Helena Silverstein, associate professor of government and law, was interviewed Monday on CNN’s “Lou Dobbs Tonight” program. Silverstein, who has done extensive research on the implementation and impact of parental consent requirements on abortion, was interviewed about judges refusing to hear cases that involve abortion.
Silverstein provided perspective on the same topic in an article in the Sept. 4 issue of The New York Times, “On Moral Grounds, Some Judges Are Opting Out of Abortion Cases.” The article also appeared in many other newspapers around the country via the Times’ News Service.
CNN’s Bill Tucker mentions findings of the University of Buffalo Law School’s Baldy Center for Law and Social Policy. This is in reference to the article “Judicial Waivers of Parental Consent for Abortion: Tennessee’s Troubles Putting Policy into Practice” authored by Silverstein, Wayne Fishman, and Lafayette students Leanne Speitel ’02 and Emily Francis ’03 in the July 2005 issue of the center’s journal Law and Policy.
Speitel and Francis worked with Silverstein through Lafayette’s distinctive EXCEL Scholars program, in which students conduct research with faculty while earning a stipend. The program has helped to make Lafayette a national leader in undergraduate research. Many of the more than 160 students who participate each year share their work through articles in academic journals and/or conference presentations.
A member of the faculty since 1992, Silverstein received Lafayette’s Marquis Distinguished Teaching Award in 2004. She holds master’s and doctoral degrees in political science from the University of Washington and a bachelor’s degree in political science and economics from the University of Pennsylvania.
A transcript of the interview follows:
Lou Dobbs: Tonight, the crisis of morals and conscience in this country has extended into our legal system. A number of judges sworn to uphold our nation’s laws are now refusing to hear cases that involve abortion. Their refusals have tremendous implications for our legal system, perhaps for our entire society. Bill Tucker reports.
CNN Correspondent Bill Tucker (voice over): In this courthouse in Shelby County, Tennessee, there are judges refusing to hear cases involving teenagers and their requests for abortions. In turning down just such a case in June, Judge John McCarrell wrote that, “I could not in good conscience be a part of that process.”
The teenager was in court because the state of Tennessee requires a minor to have a parent’s permission or to ask the court for permission to decide for themselves. According to one judge in the Shelby County Circuit Court, there are five of the nine judges on the bench now refusing to hear cases involving that law referred to as the “Bypass Law” because it allows minors to bypass parental consent.
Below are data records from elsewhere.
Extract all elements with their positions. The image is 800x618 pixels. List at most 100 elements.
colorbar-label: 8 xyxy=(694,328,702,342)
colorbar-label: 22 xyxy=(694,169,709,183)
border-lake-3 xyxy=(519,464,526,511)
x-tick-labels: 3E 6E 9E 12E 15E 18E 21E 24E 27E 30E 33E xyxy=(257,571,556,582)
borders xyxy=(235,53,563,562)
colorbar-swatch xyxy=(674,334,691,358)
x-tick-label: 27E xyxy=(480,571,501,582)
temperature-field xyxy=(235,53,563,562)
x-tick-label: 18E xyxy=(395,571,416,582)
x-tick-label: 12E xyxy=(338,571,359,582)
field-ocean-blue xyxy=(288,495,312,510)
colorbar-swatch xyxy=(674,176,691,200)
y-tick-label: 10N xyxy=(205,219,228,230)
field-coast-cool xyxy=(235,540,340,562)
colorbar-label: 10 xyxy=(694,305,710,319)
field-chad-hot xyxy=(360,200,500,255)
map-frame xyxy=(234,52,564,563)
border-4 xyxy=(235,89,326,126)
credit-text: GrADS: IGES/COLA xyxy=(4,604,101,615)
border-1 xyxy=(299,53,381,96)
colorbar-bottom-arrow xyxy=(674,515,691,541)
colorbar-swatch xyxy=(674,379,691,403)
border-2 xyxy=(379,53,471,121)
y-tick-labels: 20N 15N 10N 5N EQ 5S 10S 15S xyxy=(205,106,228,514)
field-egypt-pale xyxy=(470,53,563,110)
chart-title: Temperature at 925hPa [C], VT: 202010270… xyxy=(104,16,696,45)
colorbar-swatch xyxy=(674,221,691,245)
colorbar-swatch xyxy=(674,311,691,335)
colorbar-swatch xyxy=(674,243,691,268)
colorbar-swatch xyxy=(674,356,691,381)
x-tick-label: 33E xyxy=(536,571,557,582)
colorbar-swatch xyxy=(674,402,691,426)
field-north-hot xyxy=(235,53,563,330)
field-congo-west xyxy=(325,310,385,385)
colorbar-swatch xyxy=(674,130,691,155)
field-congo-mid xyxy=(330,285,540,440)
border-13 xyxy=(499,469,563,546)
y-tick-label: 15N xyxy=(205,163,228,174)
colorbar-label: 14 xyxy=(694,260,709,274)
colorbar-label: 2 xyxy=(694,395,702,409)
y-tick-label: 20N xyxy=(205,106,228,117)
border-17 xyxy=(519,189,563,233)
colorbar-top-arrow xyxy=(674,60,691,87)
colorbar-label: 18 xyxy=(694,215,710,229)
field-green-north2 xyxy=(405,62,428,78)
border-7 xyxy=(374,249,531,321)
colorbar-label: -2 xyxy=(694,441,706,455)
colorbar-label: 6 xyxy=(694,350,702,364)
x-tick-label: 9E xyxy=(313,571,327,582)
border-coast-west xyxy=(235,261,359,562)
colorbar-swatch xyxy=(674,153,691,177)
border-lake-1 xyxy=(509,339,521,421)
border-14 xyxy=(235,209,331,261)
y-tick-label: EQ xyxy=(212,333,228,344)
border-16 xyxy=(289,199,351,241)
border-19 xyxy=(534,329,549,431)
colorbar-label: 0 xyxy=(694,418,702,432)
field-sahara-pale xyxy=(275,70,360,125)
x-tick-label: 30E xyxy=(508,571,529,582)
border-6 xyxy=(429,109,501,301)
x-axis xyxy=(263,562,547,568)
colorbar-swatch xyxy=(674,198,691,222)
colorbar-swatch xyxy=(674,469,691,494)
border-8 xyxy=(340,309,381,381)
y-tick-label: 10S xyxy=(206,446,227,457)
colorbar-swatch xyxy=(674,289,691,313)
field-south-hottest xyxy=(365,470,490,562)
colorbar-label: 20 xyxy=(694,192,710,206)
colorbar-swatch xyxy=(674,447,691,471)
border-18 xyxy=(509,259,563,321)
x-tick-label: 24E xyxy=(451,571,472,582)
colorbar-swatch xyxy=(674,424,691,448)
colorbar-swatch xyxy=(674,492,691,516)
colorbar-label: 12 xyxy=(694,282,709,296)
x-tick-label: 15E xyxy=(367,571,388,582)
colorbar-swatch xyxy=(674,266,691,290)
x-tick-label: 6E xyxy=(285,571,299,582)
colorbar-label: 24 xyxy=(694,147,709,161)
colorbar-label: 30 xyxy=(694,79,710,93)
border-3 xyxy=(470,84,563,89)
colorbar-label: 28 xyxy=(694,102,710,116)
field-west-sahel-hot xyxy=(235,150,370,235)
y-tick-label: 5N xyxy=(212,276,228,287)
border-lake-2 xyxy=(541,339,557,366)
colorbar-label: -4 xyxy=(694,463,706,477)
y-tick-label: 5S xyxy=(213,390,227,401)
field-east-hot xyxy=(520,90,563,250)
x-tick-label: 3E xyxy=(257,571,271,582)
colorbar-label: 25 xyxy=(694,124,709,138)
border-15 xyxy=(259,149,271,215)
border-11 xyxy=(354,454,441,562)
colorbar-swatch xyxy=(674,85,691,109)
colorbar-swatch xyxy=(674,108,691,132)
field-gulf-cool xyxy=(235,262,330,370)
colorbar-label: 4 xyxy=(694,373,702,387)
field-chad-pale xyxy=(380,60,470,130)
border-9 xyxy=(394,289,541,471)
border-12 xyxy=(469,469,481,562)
Nancy Moore, Boston University: The message being sent to Tennessee voters is that any judge who sits on this case must be someone who is either in favor of abortion or doesn’t particularly care.
Tucker: According to the Baldy Center for Law and Social Policy, judges in Alabama and Pennsylvania, as well as Tennessee, are now refusing to hear such cases and recusing themselves.
Helena Silverstein, Lafayette College: There are many judges who do not handle these cases and who will say, “I just don’t want to hear these cases. I’m not going to get into that in my county.”
Tucker: But it is not a judge’s role to like or dislike a law, counter legal scholars. It’s a legal argument fully embraced by another judge on the Shelby County Circuit Court.
Judge D’Army Baily, Shelby County Circuit Court: Judges are not legislators. And when it comes to this issue of judicial bypass, I didn’t pass that law. It has nothing to do with what I think about abortions, about minors. But that’s the law, and that’s the constitutional right of the minor.
Tucker: Charles Fried, former justice of the Massachusetts Supreme Court and the former solicitor general to President Reagan, summed up the situation like this: “If any judge has a problem upholding the law,” Lou, “they should resign.”
Dobbs: This is extraordinary, and a very difficult issue which we’re going to be following closely here. In their arguments they’re recusing themselves because of a conflict, a moral conflict, as they do on a host of other issues. But this is a very difficult one because it is a matter of upholding the law. Thank you very much, Bill Tucker.